According to Biology-resources.com, pinto bean and other bean seeds consist of two halves, called cotyledons, which store nutrients. Endosperm cells, which contain moisture and organics like starch, proteins and oils, feed the embryo, or tiny plant, contained between the halves as germination commences. A thick coating protects the seed until it begins to grow. Pinto beans come in many sizes and colors, depending on their variety.
Pinto beans like to grow in fertile, well-drained soil, and grow best and fastest when soil temperature is between 70 and 80 degrees Fahrenheit. For germination to begin, water must enter a small hole, called a micropyle, in the seed coat at the bean's thick inward curvature, causing the seed to swell and split apart, Biology-resources.com states.

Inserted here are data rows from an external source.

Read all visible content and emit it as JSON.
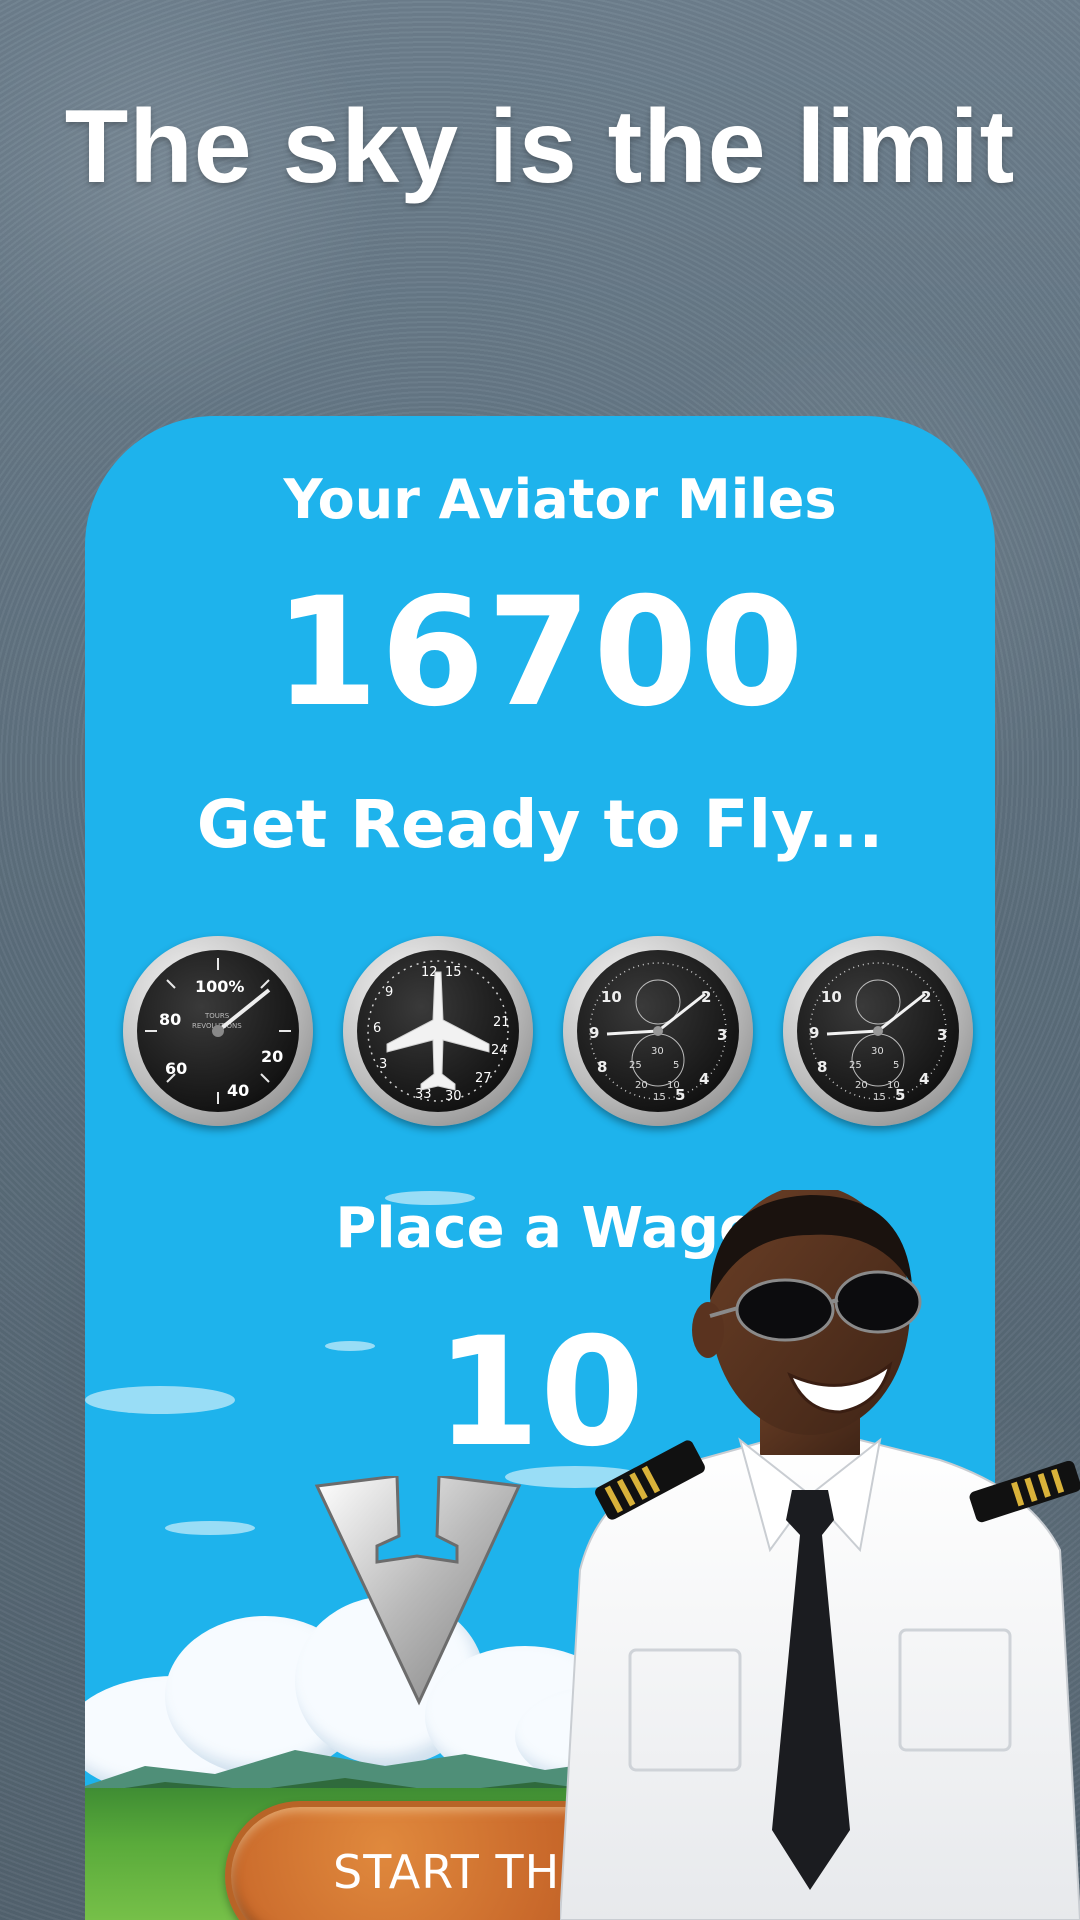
{
  "promo": {
    "headline": "The sky is the limit"
  },
  "game": {
    "miles_label": "Your Aviator Miles",
    "miles_value": "16700",
    "ready_label": "Get Ready to Fly...",
    "wager_label": "Place a Wager",
    "wager_value": "10",
    "start_button_label": "START THE GAME"
  },
  "gauges": [
    {
      "name": "tachometer-gauge",
      "labels": [
        "100%",
        "80",
        "60",
        "40",
        "20",
        "TOURS",
        "REVOLUTIONS"
      ]
    },
    {
      "name": "heading-indicator-gauge",
      "labels": [
        "12",
        "15",
        "21",
        "24",
        "27",
        "30",
        "33",
        "3",
        "6",
        "9"
      ]
    },
    {
      "name": "chronograph-gauge",
      "labels": [
        "10",
        "2",
        "3",
        "4",
        "5",
        "8",
        "9",
        "25",
        "20",
        "15",
        "30"
      ]
    },
    {
      "name": "chronograph-gauge",
      "labels": [
        "10",
        "2",
        "3",
        "4",
        "5",
        "8",
        "9",
        "25",
        "20",
        "15",
        "30"
      ]
    }
  ],
  "colors": {
    "screen_bg": "#1eb3ec",
    "text": "#ffffff",
    "button": "#c9692b",
    "backdrop": "#5f7180"
  },
  "icons": {
    "decrease": "chevron-down-icon",
    "increase": "chevron-up-icon",
    "plane": "airplane-icon"
  }
}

The seed's structure continues to change as the plant embryo grows and other seed parts emerge. A radicle, or undeveloped root, pokes out of the seed and begins burrowing into the soil; while a shoot, or plumule, starts pushing upward.
The root continues to develop and form secondary roots, which serve as anchors and draw more water and nutrients from the soil. The shoot pushes through the surface, carrying the cotyledons with it. As the first leaves unfurl, the seed coat is shed.
An intricate, but shallow, root system grows while the plant that's above ground reaches upward. A thicker stem develops, carrying nutrients to the increasing number of leaves that unfurl from it. Via photosynthesis, the leaves turn sunlight into sugar and other organic material necessary for the plant to keep growing.
Blossoms emerge within about 32 to 40 days, and pod development continues for the next 14 days. Pinto bean plants are vine-like, but only reach about 18 inches high, the Thomas Jefferson Agricultural Institute notes.
Complete pod maturation occurs after about 100 days after seed planting, according to the U.S. Department of Agriculture. The pods contain edible seeds that perpetuate the growing process. Harvesting can occur when the pods and seeds are completely dry, or when some pods are brown and the majority are yellow. Seeds should contain 18 percent moisture.